Ох уж эта лихая кавалерия! Верхом, на лошадях, охочая до черники. С бело-красными вымпелами на остриях пик. Эскадроны, скорбь и традиция! Атаки словно из книжек с картинками. По полям по лугам, под Лодзью и Кутно. Прорвать кольцо осады вокруг крепости Модлин. О, какой талантливый галоп! В постоянном ожидании вечерней зари. Кавалерия атакует, лишь когда обеспечен роскошный передний и роскошный задний план, ибо битва живописна, ибо смерть это достойная модель для художника, стоять сразу на опорной и на вынесенной вперед ноге, потом ринуться, лакомясь на скаку черникой, плодами шиповника, а плоды падают и лопаются, они вызывают зуд, без того кавалерия и с места не стронется. Уланы у них уже снова зуд; там, где стоят соломенные скирды, они поворачивают и это тоже законченная картина — своих коней и группируются позади одного, в Испании зовется Дон-Кихотом, а этот здесь зовется пан Кихот, он чистокровный поляк печально-благородного образа, именно он выучил своих улан целовать ручку не спешиваясь, так что они снова и снова галантно целовали ручку смерти, словно это не смерть, а дама, но для начала они сгруппировались, имея за спиной вечернюю зарю — ибо их резерв зовется настроением, а впереди — немецкие танки, впереди жеребцы из скаковых конюшен господина Крупна фон Болен и Хальбах, ничто более породистое еще не хаживало под седлом. Но тут полуиспанский, полупольский заплутавшийся в смерти рыцарь — одарен пан Кихот, ох и одарен же! опускает пику с вымпелом, бело-красный вымпел вас призывает ручку поцеловать, и он кричит, что вот она, заря вечерняя, бело-красные аисты трещат на крышах, что вишни выплевывают свои косточки, и он кричит своей кавалерии: «О вы, благородные ляхи верхами, то не танки перед вами стальные — то мельницы ветряные либо и вовсе овцы, я вас призываю ручку поцеловать».
И вот эскадроны заходят крупповской стали в серые фланги, заставляя зарю вечернюю еще краснее стать.
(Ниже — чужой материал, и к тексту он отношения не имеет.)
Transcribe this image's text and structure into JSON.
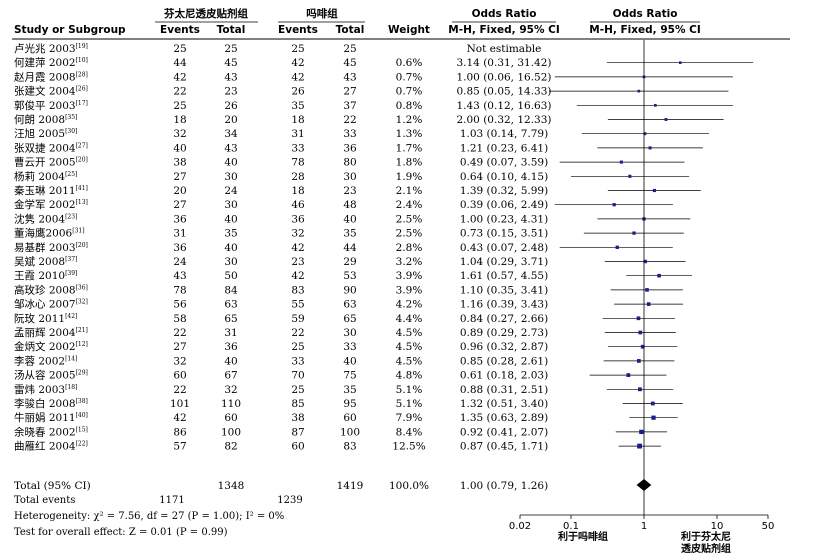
{
  "header": {
    "group1": "芬太尼透皮贴剂组",
    "group2": "吗啡组",
    "or_top_1": "Odds Ratio",
    "or_top_2": "Odds Ratio",
    "col_study": "Study or Subgroup",
    "col_events1": "Events",
    "col_total1": "Total",
    "col_events2": "Events",
    "col_total2": "Total",
    "col_weight": "Weight",
    "col_method1": "M-H, Fixed, 95% CI",
    "col_method2": "M-H, Fixed, 95% CI"
  },
  "chart_data": {
    "type": "forest",
    "x_scale": "log",
    "xlim": [
      0.02,
      50
    ],
    "ticks": [
      "0.02",
      "0.1",
      "1",
      "10",
      "50"
    ],
    "axis_label_left": "利于吗啡组",
    "axis_label_right": [
      "利于芬太尼",
      "透皮贴剂组"
    ],
    "studies": [
      {
        "name": "卢光兆 2003",
        "ref": "[19]",
        "e1": "25",
        "t1": "25",
        "e2": "25",
        "t2": "25",
        "weight": "",
        "ci_text": "Not estimable",
        "or": null,
        "lo": null,
        "hi": null
      },
      {
        "name": "何建萍 2002",
        "ref": "[10]",
        "e1": "44",
        "t1": "45",
        "e2": "42",
        "t2": "45",
        "weight": "0.6%",
        "ci_text": "3.14 (0.31, 31.42)",
        "or": 3.14,
        "lo": 0.31,
        "hi": 31.42
      },
      {
        "name": "赵月霞 2008",
        "ref": "[28]",
        "e1": "42",
        "t1": "43",
        "e2": "42",
        "t2": "43",
        "weight": "0.7%",
        "ci_text": "1.00 (0.06, 16.52)",
        "or": 1.0,
        "lo": 0.06,
        "hi": 16.52
      },
      {
        "name": "张建文 2004",
        "ref": "[26]",
        "e1": "22",
        "t1": "23",
        "e2": "26",
        "t2": "27",
        "weight": "0.7%",
        "ci_text": "0.85 (0.05, 14.33)",
        "or": 0.85,
        "lo": 0.05,
        "hi": 14.33
      },
      {
        "name": "郭俊平 2003",
        "ref": "[17]",
        "e1": "25",
        "t1": "26",
        "e2": "35",
        "t2": "37",
        "weight": "0.8%",
        "ci_text": "1.43 (0.12, 16.63)",
        "or": 1.43,
        "lo": 0.12,
        "hi": 16.63
      },
      {
        "name": "何朗 2008",
        "ref": "[35]",
        "e1": "18",
        "t1": "20",
        "e2": "18",
        "t2": "22",
        "weight": "1.2%",
        "ci_text": "2.00 (0.32, 12.33)",
        "or": 2.0,
        "lo": 0.32,
        "hi": 12.33
      },
      {
        "name": "汪旭 2005",
        "ref": "[30]",
        "e1": "32",
        "t1": "34",
        "e2": "31",
        "t2": "33",
        "weight": "1.3%",
        "ci_text": "1.03 (0.14, 7.79)",
        "or": 1.03,
        "lo": 0.14,
        "hi": 7.79
      },
      {
        "name": "张双捷 2004",
        "ref": "[27]",
        "e1": "40",
        "t1": "43",
        "e2": "33",
        "t2": "36",
        "weight": "1.7%",
        "ci_text": "1.21 (0.23, 6.41)",
        "or": 1.21,
        "lo": 0.23,
        "hi": 6.41
      },
      {
        "name": "曹云开 2005",
        "ref": "[20]",
        "e1": "38",
        "t1": "40",
        "e2": "78",
        "t2": "80",
        "weight": "1.8%",
        "ci_text": "0.49 (0.07, 3.59)",
        "or": 0.49,
        "lo": 0.07,
        "hi": 3.59
      },
      {
        "name": "杨莉 2004",
        "ref": "[25]",
        "e1": "27",
        "t1": "30",
        "e2": "28",
        "t2": "30",
        "weight": "1.9%",
        "ci_text": "0.64 (0.10, 4.15)",
        "or": 0.64,
        "lo": 0.1,
        "hi": 4.15
      },
      {
        "name": "秦玉琳 2011",
        "ref": "[41]",
        "e1": "20",
        "t1": "24",
        "e2": "18",
        "t2": "23",
        "weight": "2.1%",
        "ci_text": "1.39 (0.32, 5.99)",
        "or": 1.39,
        "lo": 0.32,
        "hi": 5.99
      },
      {
        "name": "金学军 2002",
        "ref": "[13]",
        "e1": "27",
        "t1": "30",
        "e2": "46",
        "t2": "48",
        "weight": "2.4%",
        "ci_text": "0.39 (0.06, 2.49)",
        "or": 0.39,
        "lo": 0.06,
        "hi": 2.49
      },
      {
        "name": "沈隽 2004",
        "ref": "[23]",
        "e1": "36",
        "t1": "40",
        "e2": "36",
        "t2": "40",
        "weight": "2.5%",
        "ci_text": "1.00 (0.23, 4.31)",
        "or": 1.0,
        "lo": 0.23,
        "hi": 4.31
      },
      {
        "name": "董海鹰2006",
        "ref": "[31]",
        "e1": "31",
        "t1": "35",
        "e2": "32",
        "t2": "35",
        "weight": "2.5%",
        "ci_text": "0.73 (0.15, 3.51)",
        "or": 0.73,
        "lo": 0.15,
        "hi": 3.51
      },
      {
        "name": "易基群 2003",
        "ref": "[20]",
        "e1": "36",
        "t1": "40",
        "e2": "42",
        "t2": "44",
        "weight": "2.8%",
        "ci_text": "0.43 (0.07, 2.48)",
        "or": 0.43,
        "lo": 0.07,
        "hi": 2.48
      },
      {
        "name": "吴斌 2008",
        "ref": "[37]",
        "e1": "24",
        "t1": "30",
        "e2": "23",
        "t2": "29",
        "weight": "3.2%",
        "ci_text": "1.04 (0.29, 3.71)",
        "or": 1.04,
        "lo": 0.29,
        "hi": 3.71
      },
      {
        "name": "王霞 2010",
        "ref": "[39]",
        "e1": "43",
        "t1": "50",
        "e2": "42",
        "t2": "53",
        "weight": "3.9%",
        "ci_text": "1.61 (0.57, 4.55)",
        "or": 1.61,
        "lo": 0.57,
        "hi": 4.55
      },
      {
        "name": "高玫珍 2008",
        "ref": "[36]",
        "e1": "78",
        "t1": "84",
        "e2": "83",
        "t2": "90",
        "weight": "3.9%",
        "ci_text": "1.10 (0.35, 3.41)",
        "or": 1.1,
        "lo": 0.35,
        "hi": 3.41
      },
      {
        "name": "邹冰心 2007",
        "ref": "[32]",
        "e1": "56",
        "t1": "63",
        "e2": "55",
        "t2": "63",
        "weight": "4.2%",
        "ci_text": "1.16 (0.39, 3.43)",
        "or": 1.16,
        "lo": 0.39,
        "hi": 3.43
      },
      {
        "name": "阮玫 2011",
        "ref": "[42]",
        "e1": "58",
        "t1": "65",
        "e2": "59",
        "t2": "65",
        "weight": "4.4%",
        "ci_text": "0.84 (0.27, 2.66)",
        "or": 0.84,
        "lo": 0.27,
        "hi": 2.66
      },
      {
        "name": "孟丽辉 2004",
        "ref": "[21]",
        "e1": "22",
        "t1": "31",
        "e2": "22",
        "t2": "30",
        "weight": "4.5%",
        "ci_text": "0.89 (0.29, 2.73)",
        "or": 0.89,
        "lo": 0.29,
        "hi": 2.73
      },
      {
        "name": "金炳文 2002",
        "ref": "[12]",
        "e1": "27",
        "t1": "36",
        "e2": "25",
        "t2": "33",
        "weight": "4.5%",
        "ci_text": "0.96 (0.32, 2.87)",
        "or": 0.96,
        "lo": 0.32,
        "hi": 2.87
      },
      {
        "name": "李蓉 2002",
        "ref": "[14]",
        "e1": "32",
        "t1": "40",
        "e2": "33",
        "t2": "40",
        "weight": "4.5%",
        "ci_text": "0.85 (0.28, 2.61)",
        "or": 0.85,
        "lo": 0.28,
        "hi": 2.61
      },
      {
        "name": "汤从容 2005",
        "ref": "[29]",
        "e1": "60",
        "t1": "67",
        "e2": "70",
        "t2": "75",
        "weight": "4.8%",
        "ci_text": "0.61 (0.18, 2.03)",
        "or": 0.61,
        "lo": 0.18,
        "hi": 2.03
      },
      {
        "name": "雷炜 2003",
        "ref": "[18]",
        "e1": "22",
        "t1": "32",
        "e2": "25",
        "t2": "35",
        "weight": "5.1%",
        "ci_text": "0.88 (0.31, 2.51)",
        "or": 0.88,
        "lo": 0.31,
        "hi": 2.51
      },
      {
        "name": "李骏白 2008",
        "ref": "[38]",
        "e1": "101",
        "t1": "110",
        "e2": "85",
        "t2": "95",
        "weight": "5.1%",
        "ci_text": "1.32 (0.51, 3.40)",
        "or": 1.32,
        "lo": 0.51,
        "hi": 3.4
      },
      {
        "name": "牛丽娟 2011",
        "ref": "[40]",
        "e1": "42",
        "t1": "60",
        "e2": "38",
        "t2": "60",
        "weight": "7.9%",
        "ci_text": "1.35 (0.63, 2.89)",
        "or": 1.35,
        "lo": 0.63,
        "hi": 2.89
      },
      {
        "name": "余晓春 2002",
        "ref": "[15]",
        "e1": "86",
        "t1": "100",
        "e2": "87",
        "t2": "100",
        "weight": "8.4%",
        "ci_text": "0.92 (0.41, 2.07)",
        "or": 0.92,
        "lo": 0.41,
        "hi": 2.07
      },
      {
        "name": "曲雁红 2004",
        "ref": "[22]",
        "e1": "57",
        "t1": "82",
        "e2": "60",
        "t2": "83",
        "weight": "12.5%",
        "ci_text": "0.87 (0.45, 1.71)",
        "or": 0.87,
        "lo": 0.45,
        "hi": 1.71
      }
    ],
    "total": {
      "label": "Total (95% CI)",
      "t1": "1348",
      "t2": "1419",
      "weight": "100.0%",
      "ci_text": "1.00 (0.79, 1.26)",
      "or": 1.0,
      "lo": 0.79,
      "hi": 1.26
    },
    "total_events": {
      "label": "Total events",
      "e1": "1171",
      "e2": "1239"
    },
    "heterogeneity": "Heterogeneity: χ² = 7.56, df = 27 (P = 1.00); I² = 0%",
    "overall_effect": "Test for overall effect: Z = 0.01 (P = 0.99)"
  },
  "colors": {
    "marker": "#1a1f8c",
    "diamond": "#000000",
    "lines": "#000000"
  }
}
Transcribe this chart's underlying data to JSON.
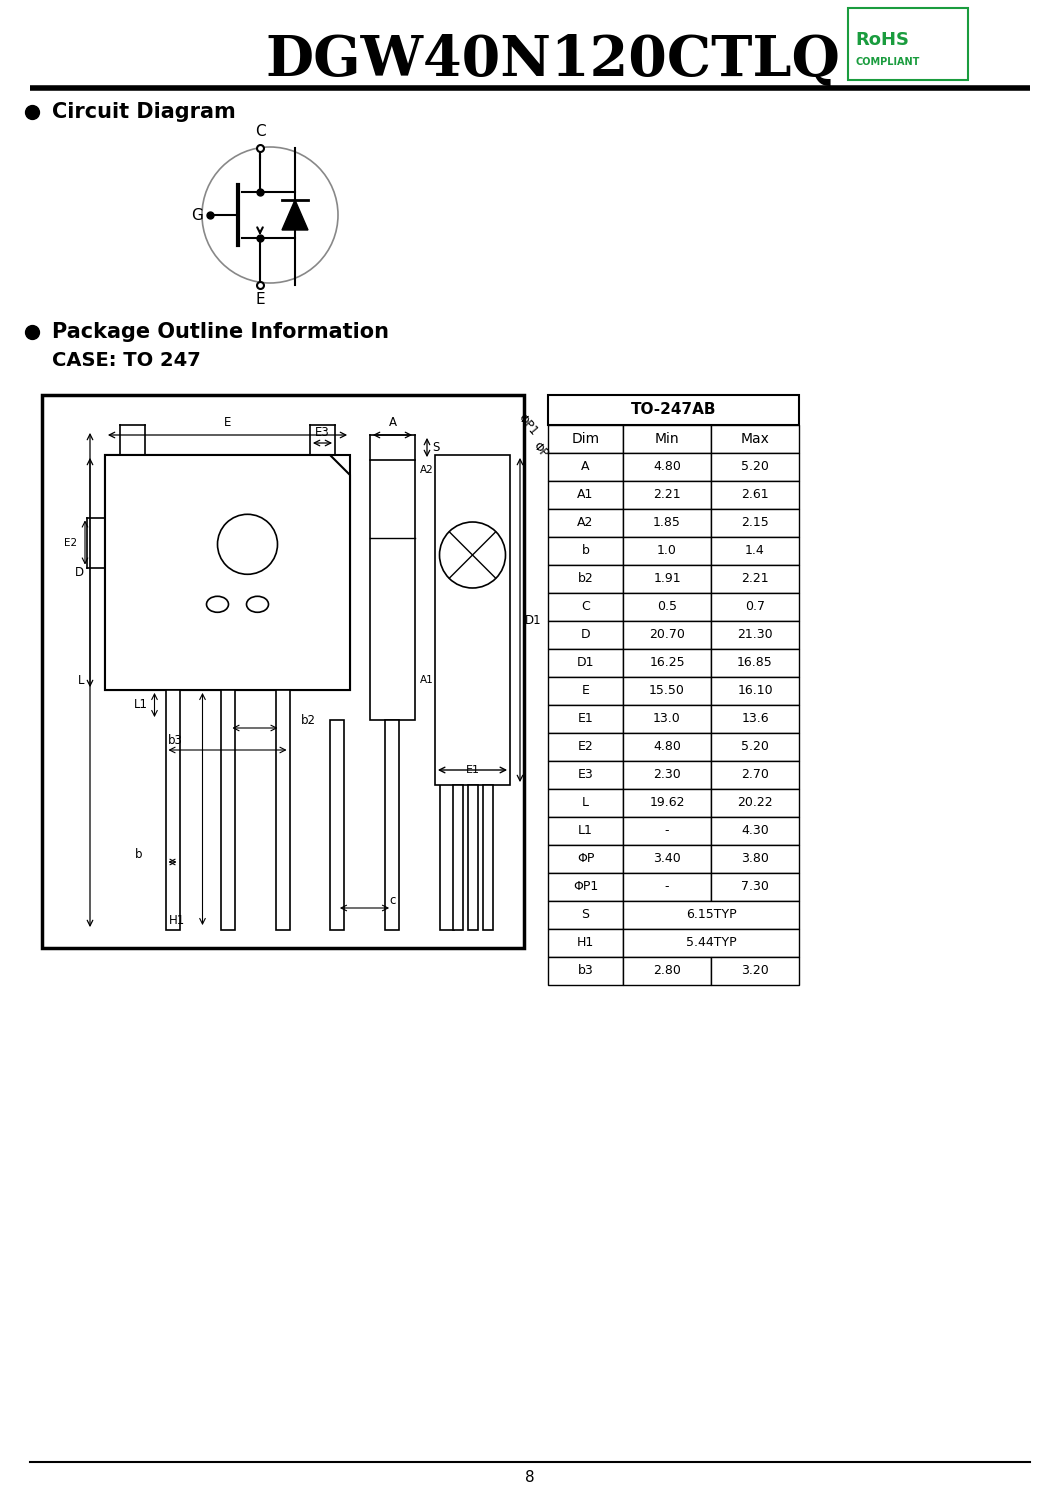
{
  "title": "DGW40N120CTLQ",
  "section1_title": "Circuit Diagram",
  "section2_title": "Package Outline Information",
  "case_title": "CASE: TO 247",
  "table_header": "TO-247AB",
  "table_cols": [
    "Dim",
    "Min",
    "Max"
  ],
  "table_rows": [
    [
      "A",
      "4.80",
      "5.20"
    ],
    [
      "A1",
      "2.21",
      "2.61"
    ],
    [
      "A2",
      "1.85",
      "2.15"
    ],
    [
      "b",
      "1.0",
      "1.4"
    ],
    [
      "b2",
      "1.91",
      "2.21"
    ],
    [
      "C",
      "0.5",
      "0.7"
    ],
    [
      "D",
      "20.70",
      "21.30"
    ],
    [
      "D1",
      "16.25",
      "16.85"
    ],
    [
      "E",
      "15.50",
      "16.10"
    ],
    [
      "E1",
      "13.0",
      "13.6"
    ],
    [
      "E2",
      "4.80",
      "5.20"
    ],
    [
      "E3",
      "2.30",
      "2.70"
    ],
    [
      "L",
      "19.62",
      "20.22"
    ],
    [
      "L1",
      "-",
      "4.30"
    ],
    [
      "ΦP",
      "3.40",
      "3.80"
    ],
    [
      "ΦP1",
      "-",
      "7.30"
    ],
    [
      "S",
      "6.15TYP",
      ""
    ],
    [
      "H1",
      "5.44TYP",
      ""
    ],
    [
      "b3",
      "2.80",
      "3.20"
    ]
  ],
  "page_number": "8",
  "bg_color": "#ffffff",
  "title_color": "#000000",
  "rohs_color": "#1a9c3e"
}
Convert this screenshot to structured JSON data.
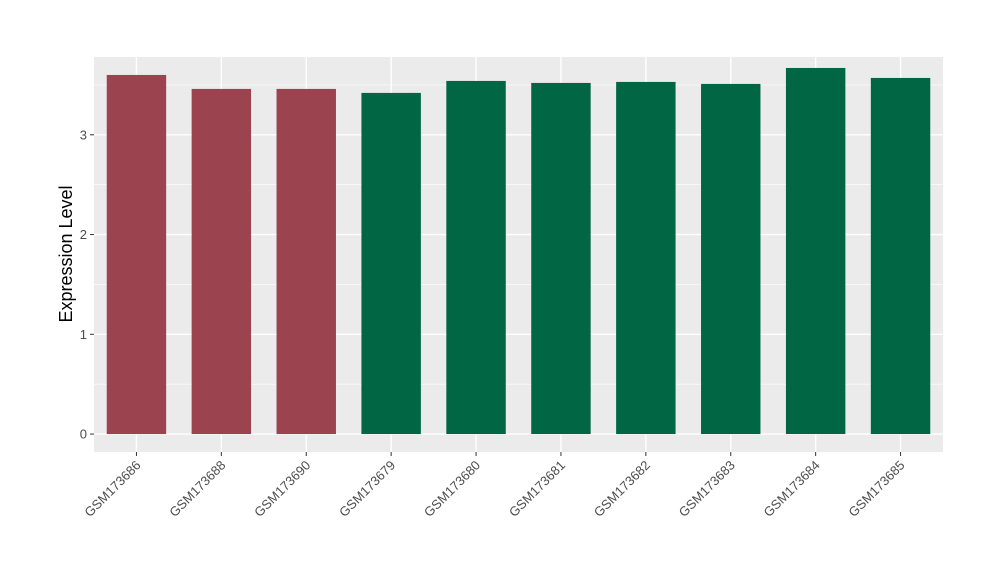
{
  "chart_data": {
    "type": "bar",
    "ylabel": "Expression Level",
    "categories": [
      "GSM173686",
      "GSM173688",
      "GSM173690",
      "GSM173679",
      "GSM173680",
      "GSM173681",
      "GSM173682",
      "GSM173683",
      "GSM173684",
      "GSM173685"
    ],
    "values": [
      3.6,
      3.46,
      3.46,
      3.42,
      3.54,
      3.52,
      3.53,
      3.51,
      3.67,
      3.57
    ],
    "groups": [
      0,
      0,
      0,
      1,
      1,
      1,
      1,
      1,
      1,
      1
    ],
    "group_colors": [
      "#9b4450",
      "#016643"
    ],
    "ylim": [
      -0.18,
      3.78
    ],
    "yticks": [
      0,
      1,
      2,
      3
    ],
    "grid": true,
    "panel_background": "#ebebeb",
    "grid_color": "#ffffff"
  }
}
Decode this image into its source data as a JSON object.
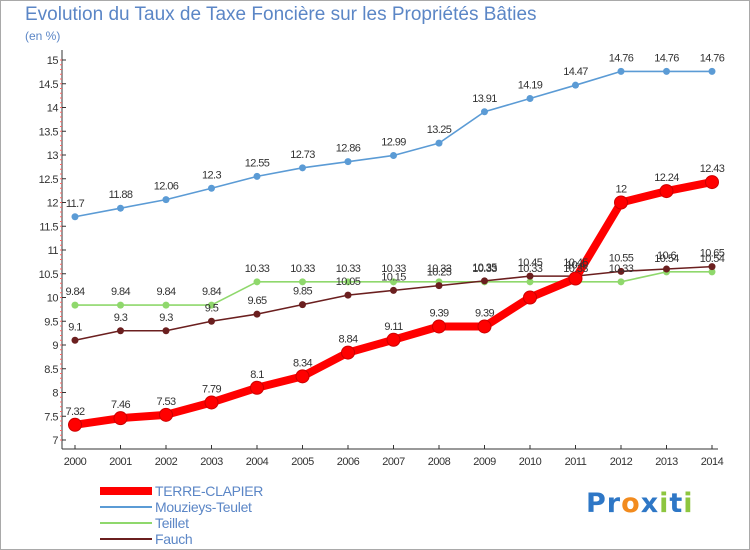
{
  "title": "Evolution du Taux de Taxe Foncière sur les Propriétés Bâties",
  "unit_label": "(en %)",
  "brand": {
    "letters": [
      "P",
      "r",
      "o",
      "x",
      "i",
      "t",
      "i"
    ],
    "colors": [
      "#2e77c6",
      "#2e77c6",
      "#f28b1e",
      "#2e77c6",
      "#8dc63f",
      "#2e77c6",
      "#8dc63f"
    ]
  },
  "chart_data": {
    "type": "line",
    "x": [
      "2000",
      "2001",
      "2002",
      "2003",
      "2004",
      "2005",
      "2006",
      "2007",
      "2008",
      "2009",
      "2010",
      "2011",
      "2012",
      "2013",
      "2014"
    ],
    "ylim": [
      7,
      15
    ],
    "y_ticks": [
      "7",
      "7.5",
      "8",
      "8.5",
      "9",
      "9.5",
      "10",
      "10.5",
      "11",
      "11.5",
      "12",
      "12.5",
      "13",
      "13.5",
      "14",
      "14.5",
      "15"
    ],
    "grid": false,
    "legend_position": "bottom-left",
    "series": [
      {
        "name": "Mouzieys-Teulet",
        "color": "#5b9bd5",
        "values": [
          11.7,
          11.88,
          12.06,
          12.3,
          12.55,
          12.73,
          12.86,
          12.99,
          13.25,
          13.91,
          14.19,
          14.47,
          14.76,
          14.76,
          14.76
        ],
        "labels": [
          "11.7",
          "11.88",
          "12.06",
          "12.3",
          "12.55",
          "12.73",
          "12.86",
          "12.99",
          "13.25",
          "13.91",
          "14.19",
          "14.47",
          "14.76",
          "14.76",
          "14.76"
        ]
      },
      {
        "name": "Teillet",
        "color": "#8fd86c",
        "values": [
          9.84,
          9.84,
          9.84,
          9.84,
          10.33,
          10.33,
          10.33,
          10.33,
          10.33,
          10.33,
          10.33,
          10.33,
          10.33,
          10.54,
          10.54
        ],
        "labels": [
          "9.84",
          "9.84",
          "9.84",
          "9.84",
          "10.33",
          "10.33",
          "10.33",
          "10.33",
          "10.33",
          "10.33",
          "10.33",
          "10.33",
          "10.33",
          "10.54",
          "10.54"
        ]
      },
      {
        "name": "Fauch",
        "color": "#6b1f1f",
        "values": [
          9.1,
          9.3,
          9.3,
          9.5,
          9.65,
          9.85,
          10.05,
          10.15,
          10.25,
          10.35,
          10.45,
          10.45,
          10.55,
          10.6,
          10.65
        ],
        "labels": [
          "9.1",
          "9.3",
          "9.3",
          "9.5",
          "9.65",
          "9.85",
          "10.05",
          "10.15",
          "10.25",
          "10.35",
          "10.45",
          "10.45",
          "10.55",
          "10.6",
          "10.65"
        ]
      },
      {
        "name": "TERRE-CLAPIER",
        "color": "#ff0000",
        "values": [
          7.32,
          7.46,
          7.53,
          7.79,
          8.1,
          8.34,
          8.84,
          9.11,
          9.39,
          9.39,
          10.0,
          10.4,
          12.0,
          12.24,
          12.43
        ],
        "labels": [
          "7.32",
          "7.46",
          "7.53",
          "7.79",
          "8.1",
          "8.34",
          "8.84",
          "9.11",
          "9.39",
          "9.39",
          "",
          "10.4",
          "12",
          "12.24",
          "12.43"
        ]
      }
    ],
    "legend_order": [
      "TERRE-CLAPIER",
      "Mouzieys-Teulet",
      "Teillet",
      "Fauch"
    ]
  }
}
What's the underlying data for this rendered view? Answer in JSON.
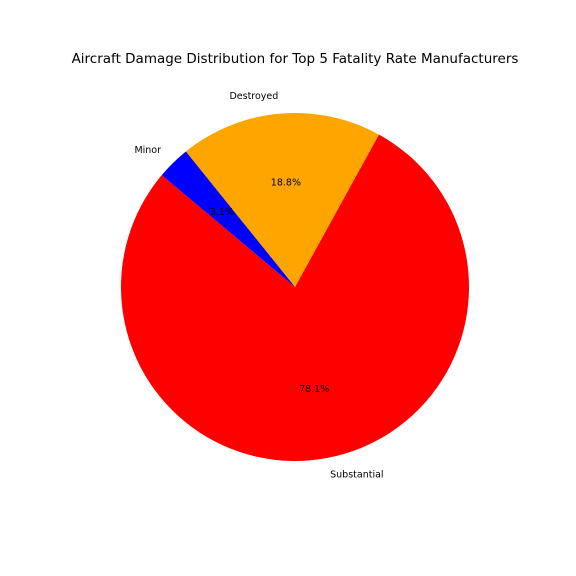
{
  "chart_data": {
    "type": "pie",
    "title": "Aircraft Damage Distribution for Top 5 Fatality Rate Manufacturers",
    "slices": [
      {
        "label": "Substantial",
        "value": 78.1,
        "pct_label": "78.1%",
        "color": "#ff0000"
      },
      {
        "label": "Destroyed",
        "value": 18.8,
        "pct_label": "18.8%",
        "color": "#ffa500"
      },
      {
        "label": "Minor",
        "value": 3.1,
        "pct_label": "3.1%",
        "color": "#0000ff"
      }
    ],
    "start_angle_deg": 140,
    "direction": "counterclockwise",
    "legend": "none"
  }
}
Надеюсь, Оскару простят неумышленную и одновременно известную поэтичность этого описания битвы. Возможно, было бы разумнее, назови я цифры потерь в польской кавалерии и приведи статистические данные, которые с сухой пронзительностью почтили бы память так называемого польского похода. Я мог бы, идя навстречу запросам, поставить здесь звездочку, посулив дать в свое время сноску, а поэму мою не трогать, пусть ее останется.
Сентября примерно до двадцатого, лежа в своей больничной кроватке, я слышал орудийные залпы тех батарей, что занимали высоты Йешкентальского и Оливского лесов. Потом сдался последний оплот сопротивления, полуостров Хела, Вольный город Данциг мог праздновать присоединение своей кирпичной готики к Великому Германскому рейху и безотрывно, ликуя, глядеть в голубые глаза, имеющие один общий успех с голубыми глазами Яна — успех у женщин, — тому разъезжающему стоя в черном «мерседесе», тому, почти без передышки, воздевающему руку под прямым углом фюреру и рейхсканцлеру.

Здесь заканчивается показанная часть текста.